La présidente a défendu une ligne claire : « Les pieds sur terre et la tête dans les étoiles ». Autrement dit, une gestion rigoureuse des finances publiques conjuguée à une ambition forte pour l’avenir du territoire. Plusieurs projets structurants ont été cités, à commencer par la livraison du nouveau collège, réalisée sans retard ni surcoût, et la déviation d’Orange, attendue de longue date et désormais engagée. Elle a également mis en avant le contrat Vaucluse Ambition et la création de Vaucluse Ingénierie, outils destinés à accompagner les communes dans la concrétisation de leurs projets.

Un Département fier des pros de BTP
Puis, Dominique Santoni a réaffirmé un message politique sans ambiguïté : le Département est pro-BTP. Un partenariat présenté comme ‘gagnant-gagnant’, dans lequel les entreprises font avancer le territoire, tandis que le Département leur apporte visibilité, projets et continuité. « Le BTP construit le Vaucluse, et le Vaucluse avancera avec son BTP », a-t-elle résumé, appelant à poursuivre ce travail commun avec exigence, respect et pragmatisme.

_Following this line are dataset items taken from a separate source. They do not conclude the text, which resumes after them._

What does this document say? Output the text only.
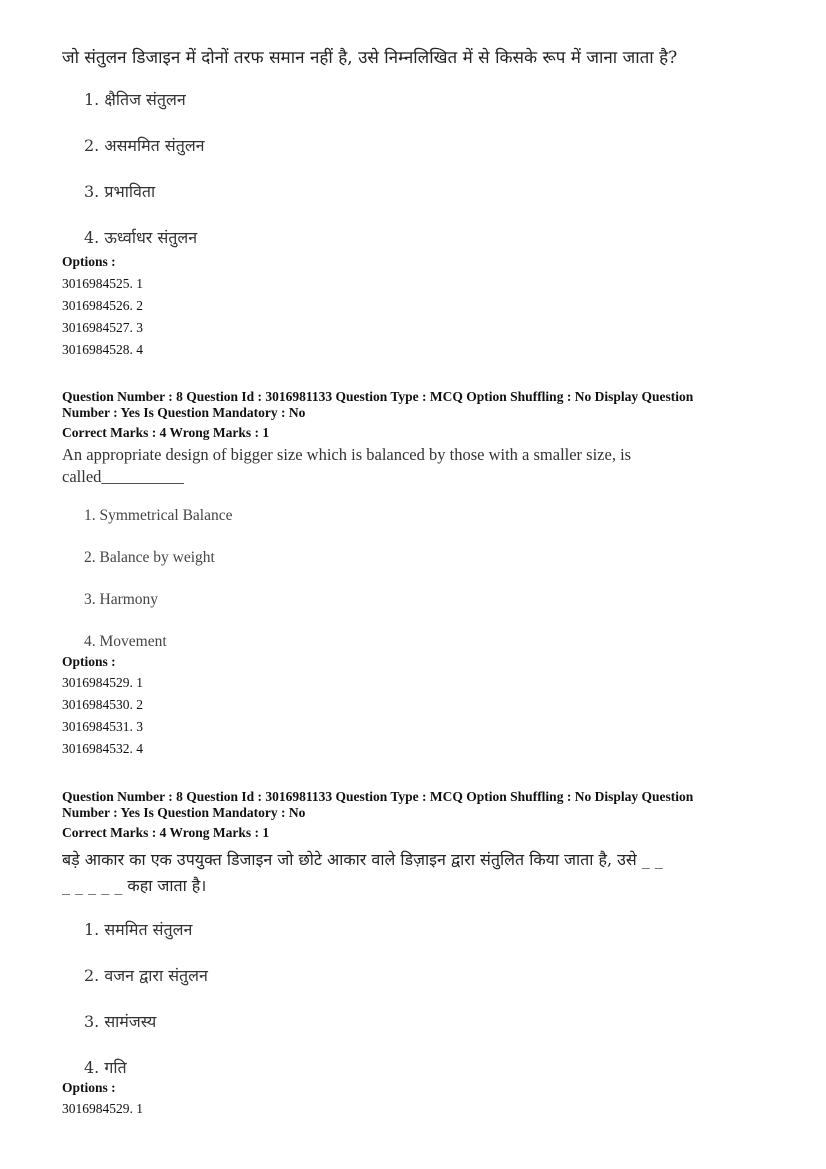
जो संतुलन डिजाइन में दोनों तरफ समान नहीं है, उसे निम्नलिखित में से किसके रूप में जाना जाता है?
1. क्षैतिज संतुलन
2. असममित संतुलन
3. प्रभाविता
4. ऊर्ध्वाधर संतुलन
Options :
3016984525. 1
3016984526. 2
3016984527. 3
3016984528. 4
Question Number : 8 Question Id : 3016981133 Question Type : MCQ Option Shuffling : No Display Question
Number : Yes Is Question Mandatory : No
Correct Marks : 4 Wrong Marks : 1
An appropriate design of bigger size which is balanced by those with a smaller size, is
called__________
1. Symmetrical Balance
2. Balance by weight
3. Harmony
4. Movement
Options :
3016984529. 1
3016984530. 2
3016984531. 3
3016984532. 4
Question Number : 8 Question Id : 3016981133 Question Type : MCQ Option Shuffling : No Display Question
Number : Yes Is Question Mandatory : No
Correct Marks : 4 Wrong Marks : 1
बड़े आकार का एक उपयुक्त डिजाइन जो छोटे आकार वाले डिज़ाइन द्वारा संतुलित किया जाता है, उसे _ _
_ _ _ _ _ कहा जाता है।
1. सममित संतुलन
2. वजन द्वारा संतुलन
3. सामंजस्य
4. गति
Options :
3016984529. 1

Thierry Suquet Copyright MMH

Thierry Suquet, préfet de Vaucluse
Le préfet de Vaucluse Thierry Suquet a conclu la soirée des vœux du BTP 84, rappelant le poids économique majeur du secteur du bâtiment dans le département : près de 20 000 travailleurs, 10% de l’emploi salarié et environ 6 000 entreprises, majoritairement des TPE/PME (Très petites et moyennes entreprises), profondément ancrées dans le tissu local. Un secteur stratégique, dont la vitalité repose à la fois sur la proximité, l’excellence des savoir-faire et le respect des responsabilités des maîtres d’ouvrage, en particulier sur un point jugé crucial : les délais de paiement, déterminants pour la santé des trésoreries.

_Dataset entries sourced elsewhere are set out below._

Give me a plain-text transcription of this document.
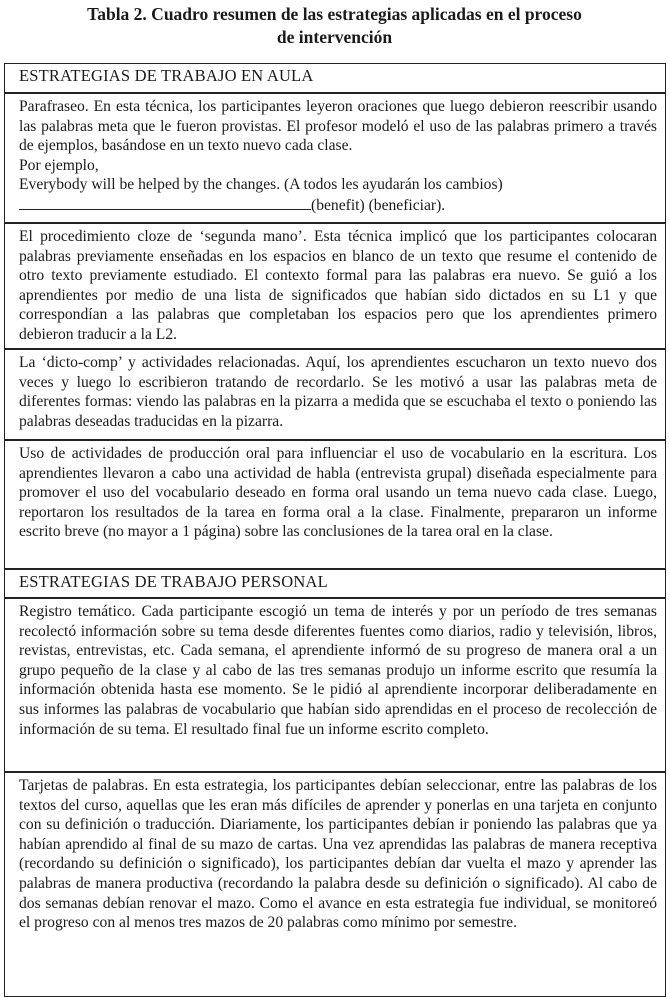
Tabla 2. Cuadro resumen de las estrategias aplicadas en el proceso
de intervención
ESTRATEGIAS DE TRABAJO EN AULA

Parafraseo. En esta técnica, los participantes leyeron oraciones que luego debieron reescribir usando las palabras meta que le fueron provistas. El profesor modeló el uso de las palabras primero a través de ejemplos, basándose en un texto nuevo cada clase.

Por ejemplo,

Everybody will be helped by the changes. (A todos les ayudarán los cambios)

(benefit) (beneficiar).

El procedimiento cloze de ‘segunda mano’. Esta técnica implicó que los participantes colocaran palabras previamente enseñadas en los espacios en blanco de un texto que resume el contenido de otro texto previamente estudiado. El contexto formal para las palabras era nuevo. Se guió a los aprendientes por medio de una lista de significados que habían sido dictados en su L1 y que correspondían a las palabras que completaban los espacios pero que los aprendientes primero debieron traducir a la L2.

La ‘dicto-comp’ y actividades relacionadas. Aquí, los aprendientes escucharon un texto nuevo dos veces y luego lo escribieron tratando de recordarlo. Se les motivó a usar las palabras meta de diferentes formas: viendo las palabras en la pizarra a medida que se escuchaba el texto o poniendo las palabras deseadas traducidas en la pizarra.

Uso de actividades de producción oral para influenciar el uso de vocabulario en la escritura. Los aprendientes llevaron a cabo una actividad de habla (entrevista grupal) diseñada especialmente para promover el uso del vocabulario deseado en forma oral usando un tema nuevo cada clase. Luego, reportaron los resultados de la tarea en forma oral a la clase. Finalmente, prepararon un informe escrito breve (no mayor a 1 página) sobre las conclusiones de la tarea oral en la clase.

ESTRATEGIAS DE TRABAJO PERSONAL

Registro temático. Cada participante escogió un tema de interés y por un período de tres semanas recolectó información sobre su tema desde diferentes fuentes como diarios, radio y televisión, libros, revistas, entrevistas, etc. Cada semana, el aprendiente informó de su progreso de manera oral a un grupo pequeño de la clase y al cabo de las tres semanas produjo un informe escrito que resumía la información obtenida hasta ese momento. Se le pidió al aprendiente incorporar deliberadamente en sus informes las palabras de vocabulario que habían sido aprendidas en el proceso de recolección de información de su tema. El resultado final fue un informe escrito completo.

Tarjetas de palabras. En esta estrategia, los participantes debían seleccionar, entre las palabras de los textos del curso, aquellas que les eran más difíciles de aprender y ponerlas en una tarjeta en conjunto con su definición o traducción. Diariamente, los participantes debían ir poniendo las palabras que ya habían aprendido al final de su mazo de cartas. Una vez aprendidas las palabras de manera receptiva (recordando su definición o significado), los participantes debían dar vuelta el mazo y aprender las palabras de manera productiva (recordando la palabra desde su definición o significado). Al cabo de dos semanas debían renovar el mazo. Como el avance en esta estrategia fue individual, se monitoreó el progreso con al menos tres mazos de 20 palabras como mínimo por semestre.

Les difficultés du territoire
Le préfet n’a pas éludé les difficultés traversées en 2025 : baisse des mises en chantier, tensions sur les trésoreries, recours accru à l’activité partielle et inquiétudes sur le maintien des compétences, dans un contexte d’instabilité politique. Pour autant, il a voulu ouvrir une perspective plus positive, soulignant l’importance de l’adoption prochaine du budget de l’État, présenté comme un facteur de respiration pour le secteur. Ce budget vise, selon lui, la stabilité réglementaire et fiscale, en évitant l’empilement de nouvelles normes, tout en préservant les principaux dispositifs en faveur de la compétitivité des entreprises, de la recherche et de l’apprentissage.

Enfin un plan logement du gouvernement ?
Thierry Suquet a également salué le plan logement annoncé par le gouvernement, destiné à relancer la construction de logements neufs et à soutenir la réhabilitation. Il a insisté sur un message central : ne pas opposer logement privé et logement social, tous deux indispensables pour loger les jeunes, les familles, les salariés et les étudiants, et pour maintenir l’attractivité du territoire. Cette politique doit toutefois s’inscrire dans un équilibre entre sobriété foncière, protection des terres agricoles, préservation du patrimoine et transition environnementale.

Un concret soutien de l’Etat
Affirmant le soutien de l’État local, le préfet a pris plusieurs engagements concrets comme la simplification administrative, avec un recours accru aux possibilités de dérogation préfectorale, la lutte renforcée contre les pratiques frauduleuses, et sécurisation des chantiers, notamment face aux vols de matériel, via une convention départementale dédiée. Pour finir, Thierry Suquet a réaffirmé que le BTP constitue un pilier essentiel de l’économie vauclusienne, au cœur des enjeux de décarbonation, de réindustrialisation et de cohésion territoriale. Un secteur pour lequel l’État se dit pleinement mobilisé, aux côtés des professionnels, pour surmonter la crise et préparer l’avenir.